From New York, Jill Barshay reports.


Jill Barshay: People who watch the credit markets say low interest rates are a sign that the economy is growing slowly, or, maybe, not at all.

Michael Hanson is a senior economist at Bank of America Merrill Lynch.

Michael Hanson: It’s not so good from an economy-wide perspective, because it is a sign that there is less demand for credit, there’s less demand for borrowing.

It’s also not so good if you’re like Robert Kirkner. He’s a retired airline mechanic. Like many retirees, his savings are tied up in fixed income investments. These low rates are killing him. He’s got to reinvest a CD that matures next month. Right now, it pays 4.5 percent.

Robert Kirkner: I’m going to get about half of that.

Kirkner gets that the Fed is pushing interest rates lower, to try to get banks to lend more.
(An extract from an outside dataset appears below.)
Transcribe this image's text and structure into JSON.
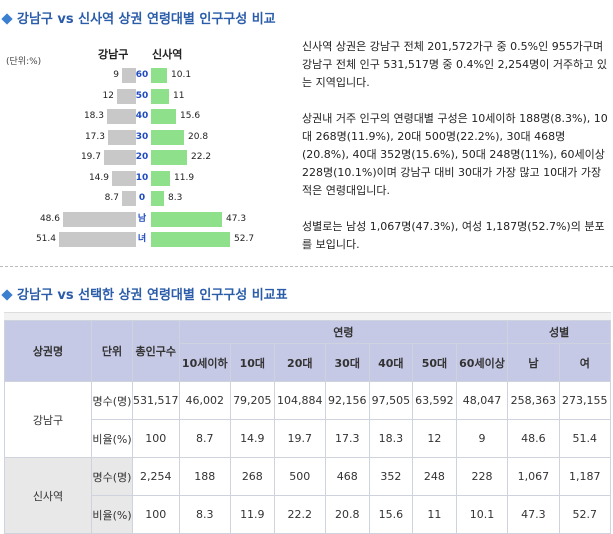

But it’s not fair to him.

Kirkner: What it does, it gets the economy humming and takes the money out of the pocket of people who worked all their lives.

Financial planners hear stories like Kirkner’s all the time. Frank Armstrong is the president of Investor Solutions. It’s an investment advisory firm in Florida.

Frank Armstrong: Those that have tried to exist on say, CD or Treasury bill income, are in fact suffering. They’re not getting the kinds of returns that they were used to.

There’s no easy solution. Armstrong tells his retiree clients to put part of their savings into stocks to boost returns. But you’ll need enough cash savings on the side to weather stock market downturns.

In New York, I’m Jill Barshay for Marketplace.